The number of days lost to stress rose to 4,254 in 2011/12, an increase from 2,586 in the previous year.
Gloucestershire's Assistant Chief Constable said she was "concerned" by the findings.
The statistics were released under the Freedom of Information (FOI) Act, following a request by the BBC.
The average length of time officers were off sick also increased to 55 days from 45 days the year before, the figures show.
Assistant Chief Constable Sally Crook said: "Of course we are concerned about the increase but the figures are complex.
"Certainly spending cuts are having an impact on our staff. We know that the top causes of public sector stress throughout the country are considerable organisational change and workload.
"We've changed the way we deploy our officers. We've had to deal with the Government spending review and the cuts to our budget, and as the number of officers are reducing then the workload has gone up.
"Our responsibility is to ensure that is manageable."
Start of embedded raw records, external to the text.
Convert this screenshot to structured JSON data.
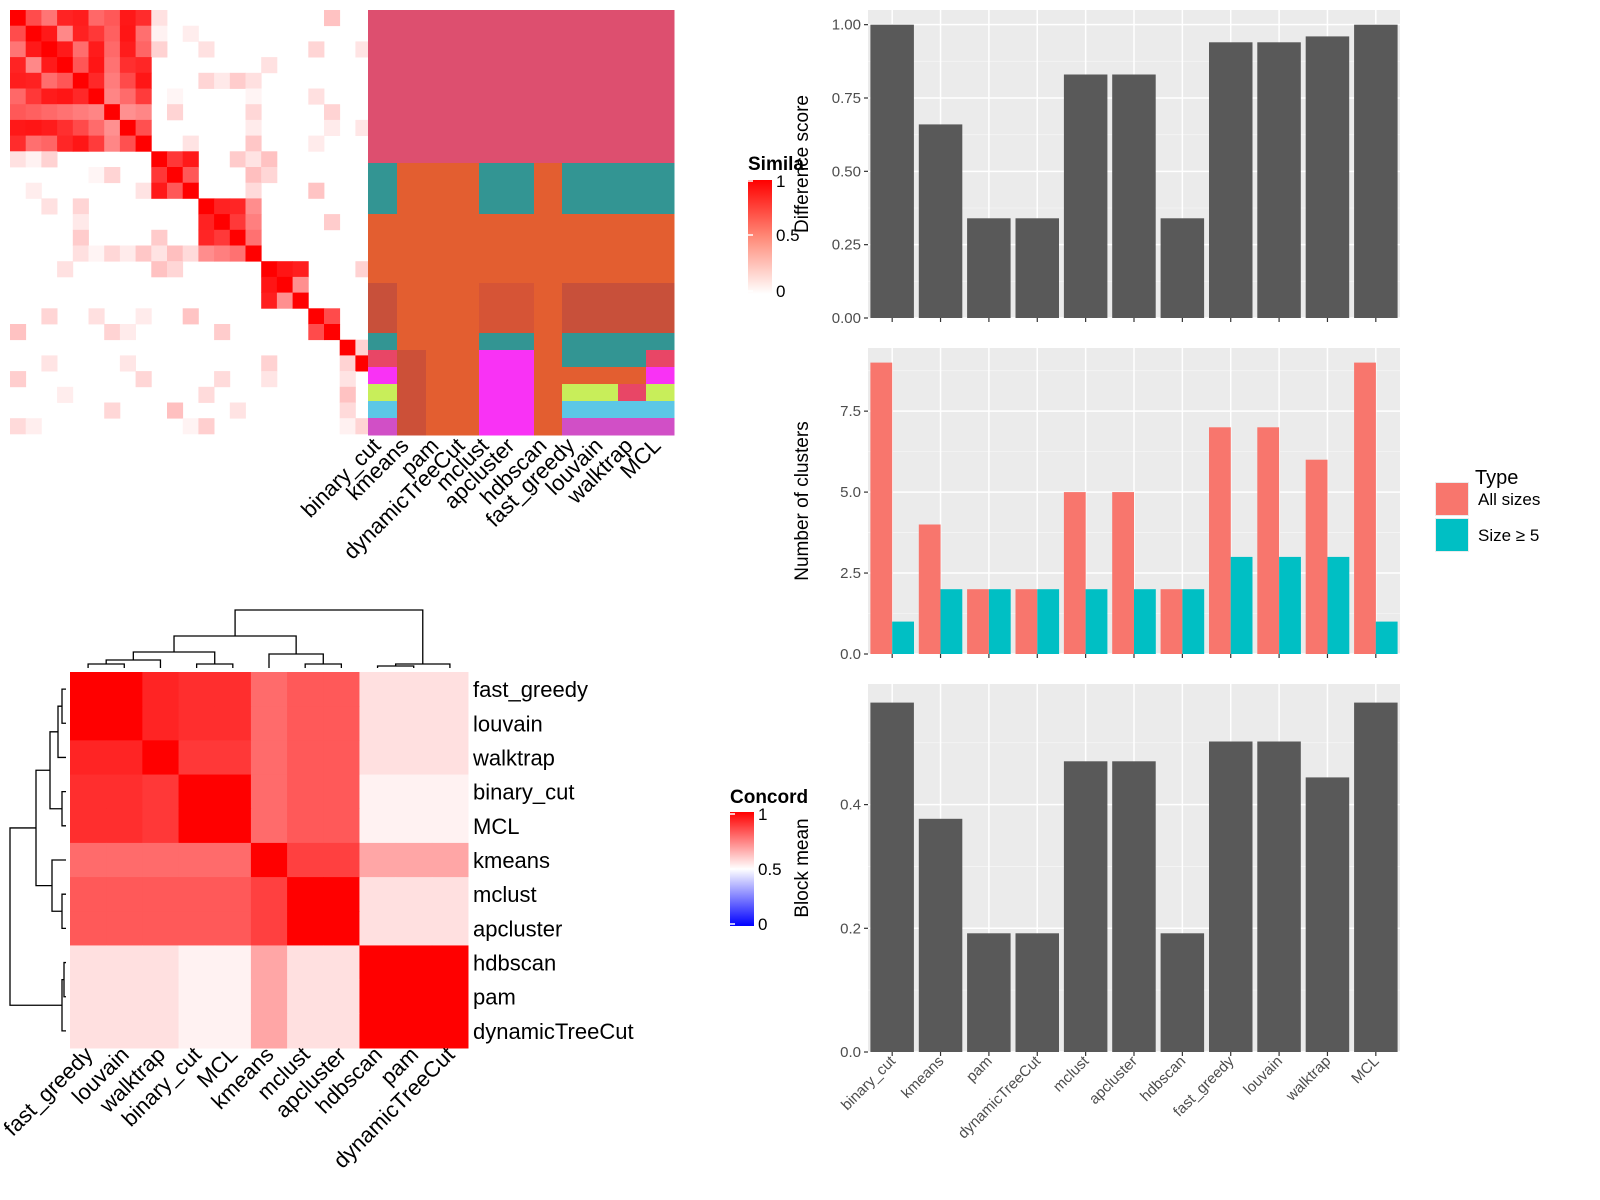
{
  "methods": [
    "binary_cut",
    "kmeans",
    "pam",
    "dynamicTreeCut",
    "mclust",
    "apcluster",
    "hdbscan",
    "fast_greedy",
    "louvain",
    "walktrap",
    "MCL"
  ],
  "colors": {
    "bar_dark": "#595959",
    "panel_bg": "#ebebeb",
    "all_sizes": "#f8766d",
    "size_ge5": "#00bfc4",
    "heat_high": "#ff0000",
    "heat_low": "#ffffff",
    "heat_zero_blue": "#0000ff"
  },
  "chart_data": [
    {
      "id": "similarity-heatmap",
      "type": "heatmap",
      "legend_title": "Simila",
      "legend_ticks": [
        "1",
        "0.5",
        "0"
      ],
      "column_labels": [
        "binary_cut",
        "kmeans",
        "pam",
        "dynamicTreeCut",
        "mclust",
        "apcluster",
        "hdbscan",
        "fast_greedy",
        "louvain",
        "walktrap",
        "MCL"
      ],
      "blocks": [
        [
          0,
          9
        ],
        [
          9,
          12
        ],
        [
          12,
          16
        ],
        [
          16,
          19
        ],
        [
          19,
          21
        ],
        [
          21,
          22
        ],
        [
          22,
          23
        ],
        [
          23,
          24
        ],
        [
          24,
          25
        ],
        [
          25,
          26
        ],
        [
          26,
          27
        ]
      ],
      "cluster_assignments": [
        [
          0,
          0,
          0,
          0,
          0,
          0,
          0,
          0,
          0,
          0,
          0
        ],
        [
          1,
          2,
          2,
          1,
          2,
          1,
          1,
          1,
          1,
          1,
          1
        ],
        [
          2,
          2,
          2,
          2,
          2,
          2,
          2,
          2,
          2,
          2,
          2
        ],
        [
          3,
          2,
          2,
          3,
          2,
          3,
          3,
          3,
          3,
          3,
          3
        ],
        [
          4,
          2,
          2,
          4,
          2,
          4,
          4,
          4,
          4,
          4,
          4
        ],
        [
          5,
          6,
          2,
          7,
          2,
          8,
          8,
          8,
          8,
          8,
          9
        ],
        [
          10,
          6,
          2,
          11,
          2,
          12,
          12,
          12,
          12,
          12,
          10
        ],
        [
          13,
          6,
          2,
          11,
          2,
          14,
          14,
          14,
          14,
          15,
          14
        ],
        [
          16,
          6,
          2,
          11,
          2,
          17,
          17,
          17,
          17,
          17,
          17
        ],
        [
          18,
          6,
          2,
          11,
          2,
          18,
          18,
          18,
          18,
          18,
          18
        ],
        [
          18,
          6,
          2,
          11,
          2,
          18,
          18,
          18,
          18,
          18,
          18
        ]
      ]
    },
    {
      "id": "concordance-heatmap",
      "type": "heatmap",
      "legend_title": "Concord",
      "legend_ticks": [
        "1",
        "0.5",
        "0"
      ],
      "labels": [
        "fast_greedy",
        "louvain",
        "walktrap",
        "binary_cut",
        "MCL",
        "kmeans",
        "mclust",
        "apcluster",
        "hdbscan",
        "pam",
        "dynamicTreeCut"
      ],
      "values": [
        [
          1.0,
          1.0,
          0.86,
          0.82,
          0.82,
          0.58,
          0.65,
          0.65,
          0.12,
          0.12,
          0.12
        ],
        [
          1.0,
          1.0,
          0.86,
          0.82,
          0.82,
          0.58,
          0.65,
          0.65,
          0.12,
          0.12,
          0.12
        ],
        [
          0.86,
          0.86,
          1.0,
          0.78,
          0.78,
          0.58,
          0.65,
          0.65,
          0.12,
          0.12,
          0.12
        ],
        [
          0.82,
          0.82,
          0.78,
          1.0,
          1.0,
          0.58,
          0.65,
          0.65,
          0.05,
          0.05,
          0.05
        ],
        [
          0.82,
          0.82,
          0.78,
          1.0,
          1.0,
          0.58,
          0.65,
          0.65,
          0.05,
          0.05,
          0.05
        ],
        [
          0.58,
          0.58,
          0.58,
          0.58,
          0.58,
          1.0,
          0.75,
          0.75,
          0.35,
          0.35,
          0.35
        ],
        [
          0.65,
          0.65,
          0.65,
          0.65,
          0.65,
          0.75,
          1.0,
          1.0,
          0.12,
          0.12,
          0.12
        ],
        [
          0.65,
          0.65,
          0.65,
          0.65,
          0.65,
          0.75,
          1.0,
          1.0,
          0.12,
          0.12,
          0.12
        ],
        [
          0.12,
          0.12,
          0.12,
          0.05,
          0.05,
          0.35,
          0.12,
          0.12,
          1.0,
          1.0,
          1.0
        ],
        [
          0.12,
          0.12,
          0.12,
          0.05,
          0.05,
          0.35,
          0.12,
          0.12,
          1.0,
          1.0,
          1.0
        ],
        [
          0.12,
          0.12,
          0.12,
          0.05,
          0.05,
          0.35,
          0.12,
          0.12,
          1.0,
          1.0,
          1.0
        ]
      ]
    },
    {
      "id": "difference-score-bars",
      "type": "bar",
      "categories": [
        "binary_cut",
        "kmeans",
        "pam",
        "dynamicTreeCut",
        "mclust",
        "apcluster",
        "hdbscan",
        "fast_greedy",
        "louvain",
        "walktrap",
        "MCL"
      ],
      "values": [
        1.0,
        0.66,
        0.34,
        0.34,
        0.83,
        0.83,
        0.34,
        0.94,
        0.94,
        0.96,
        1.0
      ],
      "ylabel": "Difference score",
      "ylim": [
        0,
        1.05
      ],
      "yticks": [
        "0.00",
        "0.25",
        "0.50",
        "0.75",
        "1.00"
      ],
      "grid": true
    },
    {
      "id": "number-of-clusters-bars",
      "type": "bar",
      "categories": [
        "binary_cut",
        "kmeans",
        "pam",
        "dynamicTreeCut",
        "mclust",
        "apcluster",
        "hdbscan",
        "fast_greedy",
        "louvain",
        "walktrap",
        "MCL"
      ],
      "series": [
        {
          "name": "All sizes",
          "values": [
            9,
            4,
            2,
            2,
            5,
            5,
            2,
            7,
            7,
            6,
            9
          ]
        },
        {
          "name": "Size ≥ 5",
          "values": [
            1,
            2,
            2,
            2,
            2,
            2,
            2,
            3,
            3,
            3,
            1
          ]
        }
      ],
      "ylabel": "Number of clusters",
      "ylim": [
        0,
        9.45
      ],
      "yticks": [
        "0.0",
        "2.5",
        "5.0",
        "7.5"
      ],
      "legend_title": "Type",
      "legend_position": "right",
      "grid": true
    },
    {
      "id": "block-mean-bars",
      "type": "bar",
      "categories": [
        "binary_cut",
        "kmeans",
        "pam",
        "dynamicTreeCut",
        "mclust",
        "apcluster",
        "hdbscan",
        "fast_greedy",
        "louvain",
        "walktrap",
        "MCL"
      ],
      "values": [
        0.565,
        0.377,
        0.192,
        0.192,
        0.47,
        0.47,
        0.192,
        0.502,
        0.502,
        0.444,
        0.565
      ],
      "ylabel": "Block mean",
      "ylim": [
        0,
        0.595
      ],
      "yticks": [
        "0.0",
        "0.2",
        "0.4"
      ],
      "grid": true
    }
  ]
}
Miss Crook said a direct link between the Government spending review and the health of police officers could not be made, "although the national figures would tell us that organisational change does have a major impact on stress and anxiety on public sector workers, so it would make sense that it does have an impact on our staff".
A review into how the force deals with officers who are off sick has recently been launched, Miss Crook added.
"The fact more people are willing to come forward saying they've got psychological issues is promising and something we need to look into," she said.
"Some of these stresses clearly are work related, but it's a very complex environment."
Secretary of Gloucestershire Police Federation, Graham Riley, said: "We are aware there is a problem. We are working with the force to make things better."